B. Costs and expenses
- The applicant requested the Court to reimburse costs
and expenses incurred before the domestic courts and postal expenses.
He submitted receipts which amounted to 600 Russian roubles (RUR).
- The Government did not comment.
- According
to the Court's case-law, an applicant is entitled to reimbursement of
his costs and expenses only in so far as it has been shown that these
have been actually and necessarily incurred and were reasonable as to
quantum.

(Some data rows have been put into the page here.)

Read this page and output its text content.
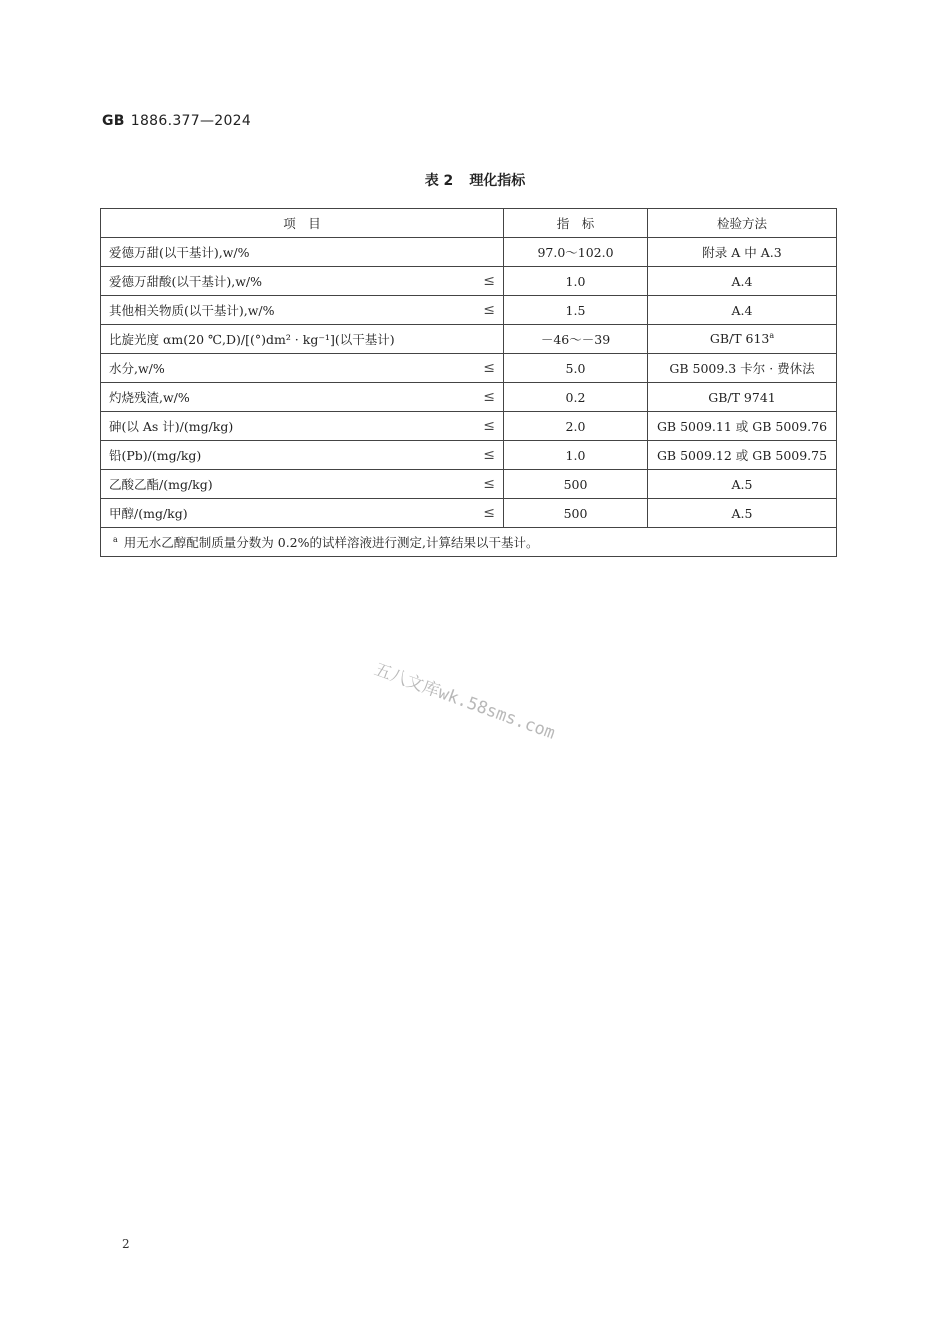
GB 1886.377—2024
表 2 理化指标
项　目	指　标	检验方法
爱德万甜(以干基计),w/%	97.0～102.0	附录 A 中 A.3
爱德万甜酸(以干基计),w/% ≤	1.0	A.4
其他相关物质(以干基计),w/% ≤	1.5	A.4
比旋光度 αm(20 ℃,D)/[(°)dm² · kg⁻¹](以干基计)	－46～－39	GB/T 613$^a$
水分,w/% ≤	5.0	GB 5009.3 卡尔 · 费休法
灼烧残渣,w/% ≤	0.2	GB/T 9741
砷(以 As 计)/(mg/kg) ≤	2.0	GB 5009.11 或 GB 5009.76
铅(Pb)/(mg/kg) ≤	1.0	GB 5009.12 或 GB 5009.75
乙酸乙酯/(mg/kg) ≤	500	A.5
甲醇/(mg/kg) ≤	500	A.5
$^a$ 用无水乙醇配制质量分数为 0.2%的试样溶液进行测定,计算结果以干基计。		
五八文库wk.58sms.com
2
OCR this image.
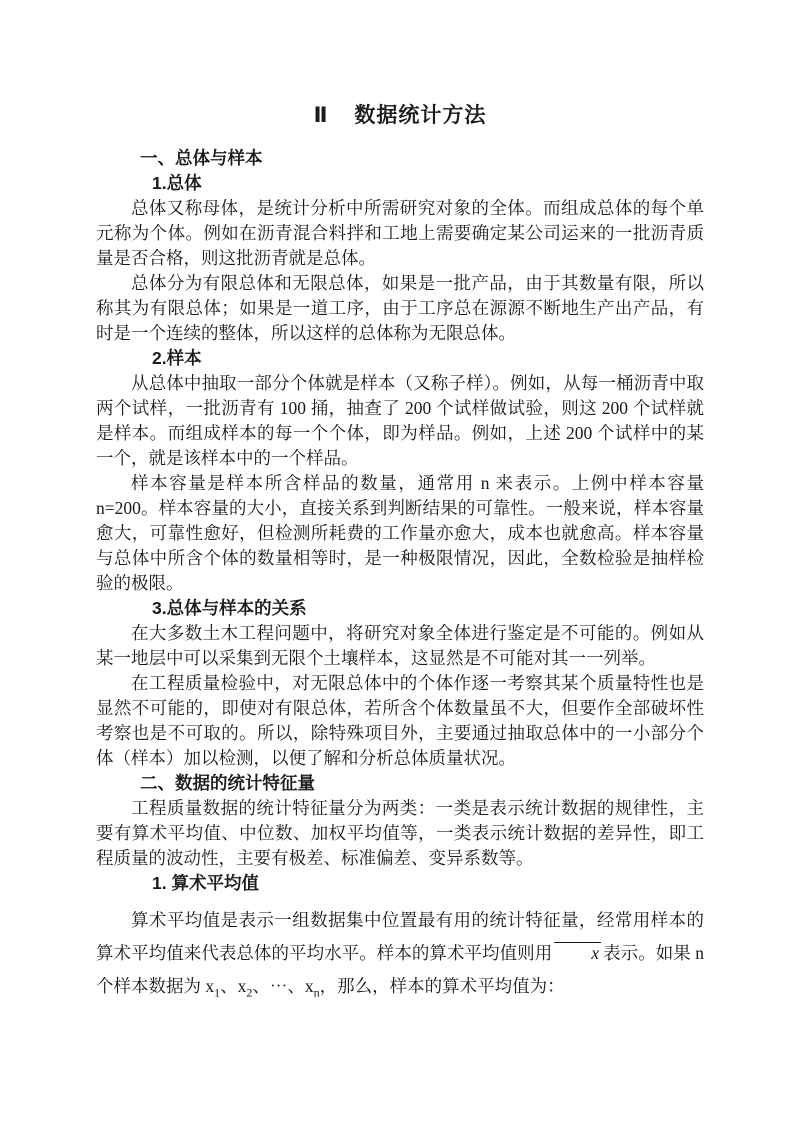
Ⅱ 数据统计方法
一、总体与样本
1.总体

总体又称母体，是统计分析中所需研究对象的全体。而组成总体的每个单元称为个体。例如在沥青混合料拌和工地上需要确定某公司运来的一批沥青质量是否合格，则这批沥青就是总体。

总体分为有限总体和无限总体，如果是一批产品，由于其数量有限，所以称其为有限总体；如果是一道工序，由于工序总在源源不断地生产出产品，有时是一个连续的整体，所以这样的总体称为无限总体。

2.样本

从总体中抽取一部分个体就是样本（又称子样）。例如，从每一桶沥青中取两个试样，一批沥青有 100 捅，抽查了 200 个试样做试验，则这 200 个试样就是样本。而组成样本的每一个个体，即为样品。例如，上述 200 个试样中的某一个，就是该样本中的一个样品。

样本容量是样本所含样品的数量，通常用 n 来表示。上例中样本容量 n=200。样本容量的大小，直接关系到判断结果的可靠性。一般来说，样本容量愈大，可靠性愈好，但检测所耗费的工作量亦愈大，成本也就愈高。样本容量与总体中所含个体的数量相等时，是一种极限情况，因此，全数检验是抽样检验的极限。

3.总体与样本的关系

在大多数土木工程问题中，将研究对象全体进行鉴定是不可能的。例如从某一地层中可以采集到无限个土壤样本，这显然是不可能对其一一列举。

在工程质量检验中，对无限总体中的个体作逐一考察其某个质量特性也是显然不可能的，即使对有限总体，若所含个体数量虽不大，但要作全部破坏性考察也是不可取的。所以，除特殊项目外，主要通过抽取总体中的一小部分个体（样本）加以检测，以便了解和分析总体质量状况。

二、数据的统计特征量

工程质量数据的统计特征量分为两类：一类是表示统计数据的规律性，主要有算术平均值、中位数、加权平均值等，一类表示统计数据的差异性，即工程质量的波动性，主要有极差、标准偏差、变异系数等。

1. 算术平均值

算术平均值是表示一组数据集中位置最有用的统计特征量，经常用样本的算术平均值来代表总体的平均水平。样本的算术平均值则用 x 表示。如果 n 个样本数据为 $x_1$、$x_2$、⋯、$x_n$，那么，样本的算术平均值为：
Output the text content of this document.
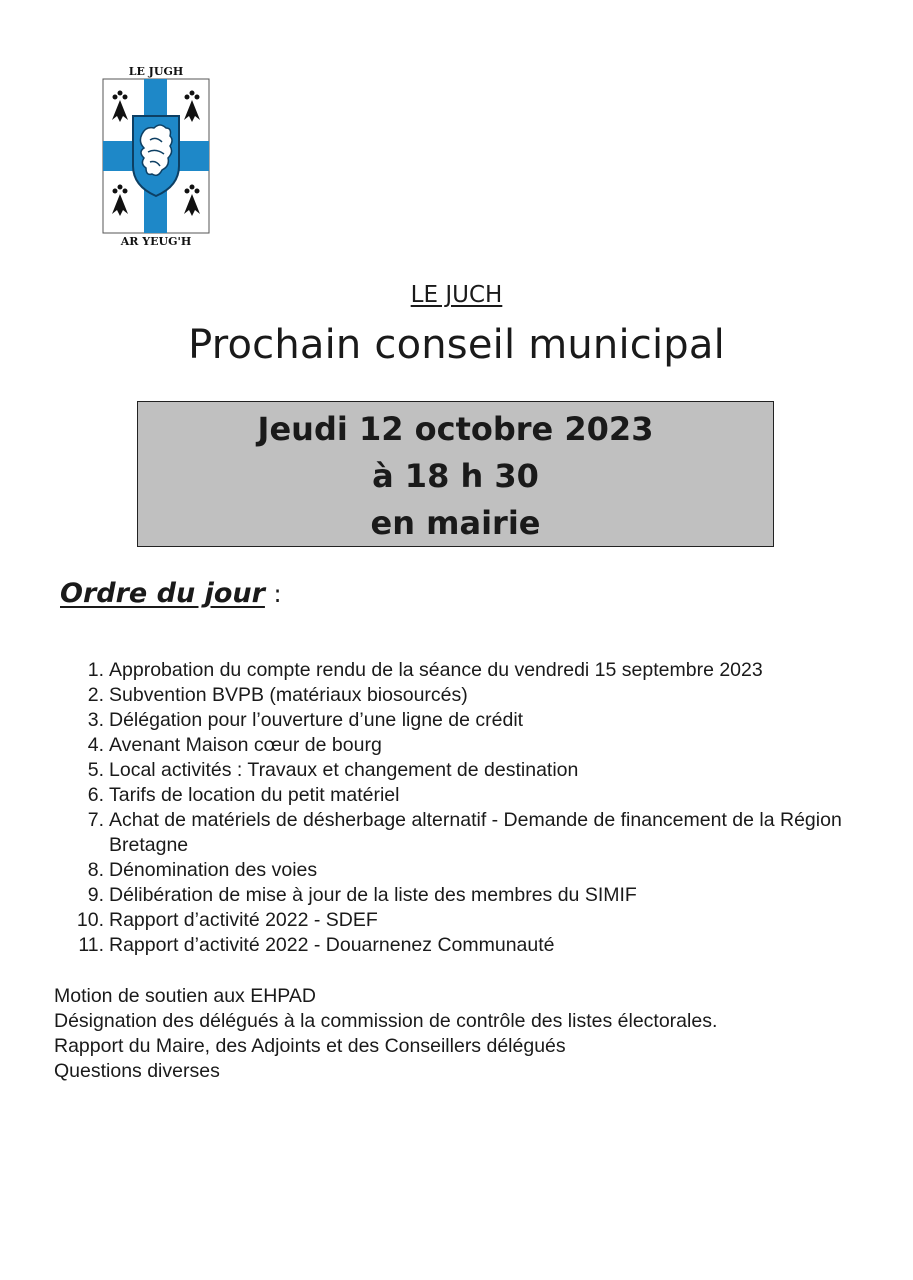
LE JUGH
AR YEUG'H
LE JUCH
Prochain conseil municipal
Jeudi 12 octobre 2023
à 18 h 30
en mairie
Ordre du jour :
1. Approbation du compte rendu de la séance du vendredi 15 septembre 2023
2. Subvention BVPB (matériaux biosourcés)
3. Délégation pour l’ouverture d’une ligne de crédit
4. Avenant Maison cœur de bourg
5. Local activités : Travaux et changement de destination
6. Tarifs de location du petit matériel
7. Achat de matériels de désherbage alternatif - Demande de financement de la Région Bretagne
8. Dénomination des voies
9. Délibération de mise à jour de la liste des membres du SIMIF
10. Rapport d’activité 2022 - SDEF
11. Rapport d’activité 2022 - Douarnenez Communauté
Motion de soutien aux EHPAD
Désignation des délégués à la commission de contrôle des listes électorales.
Rapport du Maire, des Adjoints et des Conseillers délégués
Questions diverses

In the present case, regard being had to the information in
its possession and the above criteria, the Court considers it
reasonable to award the sum of EUR 20 covering costs under all heads,
plus any tax that may be chargeable on the above amount.
C. Default interest
- The Court considers it appropriate that the default
interest should be based on the marginal lending rate of the European
Central Bank, to which should be added three percentage points.
FOR THESE REASONS, THE COURT UNANIMOUSLY
- Declares the application admissible;
- Holds that there has been a violation of Article
6 of the Convention and Article 1 of Protocol No. 1;
- Holds
(a) that the respondent State, within three months from
the date on which the judgment becomes final in accordance with
Article 44 § 2 of the Convention, shall secure,
by appropriate means, the enforcement of the award made by the
domestic court, and in addition pay the applicant EUR 3,000 (three
thousand euros) in respect of non-pecuniary damage and EUR 20 (twenty
euros) in respect of costs and expenses, to be converted into Russian
roubles at the rate applicable at the date of settlement, plus any
tax that may be chargeable;
(b) that from the expiry of the above-mentioned three
months until settlement simple interest shall be payable on the above
amounts at a rate equal to the marginal lending rate of the European
Central Bank during the default period plus three percentage points;
- Dismisses unanimously the remainder of the
applicant's claim for just satisfaction.
Done in English, and notified in writing on 25 January 2007, pursuant
to Rule 77 §§ 2 and 3 of the Rules of Court.